Hungarian Prime Minister Viktor Orbán is refusing to approve the extension of EU sanctions against Russia, which complicates the process of allocating loans to Ukraine using frozen Russian assets, in an effort to help U.S. presidential candidate Donald Trump.
This was reported by Politico, citing informed sources.
Recently, Hungary decided not to approve an important EU decision related to the U.S. involvement in a G7 loan to Ukraine until after the U.S. presidential election. This loan would be repaid using frozen Russian assets.
According to the report, Washington is pushing for the EU to extend the sanctions’ duration to at least 36 months. Under the current rules, EU sanctions must be renewed every six months.
While all other EU leaders support extending the sanctions period as requested by the U.S., Orbán is resisting. EU rules require unanimous approval from all 27 member states for any changes to the sanctions regime.
“If we don’t resolve this by extending the sanctions, it will cost the EU—including Hungary—more money,” noted an anonymous EU diplomat.
For European countries, including Hungary, the costs would be higher without U.S. involvement. However, according to the report, Orbán sees this as a small price to pay, as it would help him “buy goodwill” with the Republican candidate.
“They (Hungary) don’t care if Europe has to pay more. It’s about helping Trump,” said another EU diplomat.
If Brussels and Washington jointly approve the loan, the Republican candidate could be linked to it for a long time.
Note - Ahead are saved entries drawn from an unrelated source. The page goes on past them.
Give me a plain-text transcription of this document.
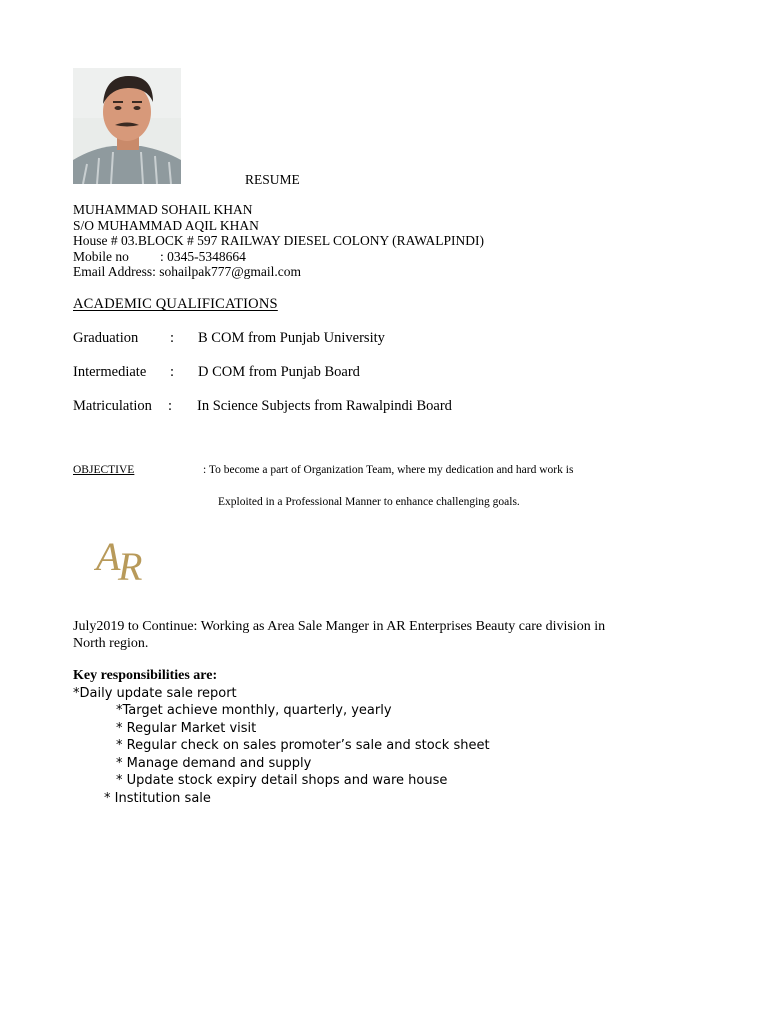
RESUME
MUHAMMAD SOHAIL KHAN
S/O MUHAMMAD AQIL KHAN
House # 03.BLOCK # 597 RAILWAY DIESEL COLONY (RAWALPINDI)
Mobile no : 0345-5348664
Email Address: sohailpak777@gmail.com
ACADEMIC QUALIFICATIONS
Graduation : B COM from Punjab University
Intermediate : D COM from Punjab Board
Matriculation : In Science Subjects from Rawalpindi Board
OBJECTIVE	: To become a part of Organization Team, where my dedication and hard work is
Exploited in a Professional Manner to enhance challenging goals.
A
R
July2019 to Continue: Working as Area Sale Manger in AR Enterprises Beauty care division in
North region.
Key responsibilities are:
*Daily update sale report
*Target achieve monthly, quarterly, yearly
* Regular Market visit
* Regular check on sales promoter’s sale and stock sheet
* Manage demand and supply
* Update stock expiry detail shops and ware house
* Institution sale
However, if the funds are approved without U.S. participation, Trump would not have such a commitment, the report says.
The plan involves a $50 billion loan for Ukraine, agreed upon by G7 leaders, which would be repaid using profits from the frozen Russian assets—essentially making it a loan that Ukraine would not have to repay.
Under the plan, the EU would contribute €35 billion, with the rest coming from other G7 countries. The U.S. is keen for the EU to change the sanctions renewal period from the current six months to a longer term to ensure that Russian assets remain frozen. Hungary’s blockade concerns this decision within the EU, not the “European” portion of the loan itself.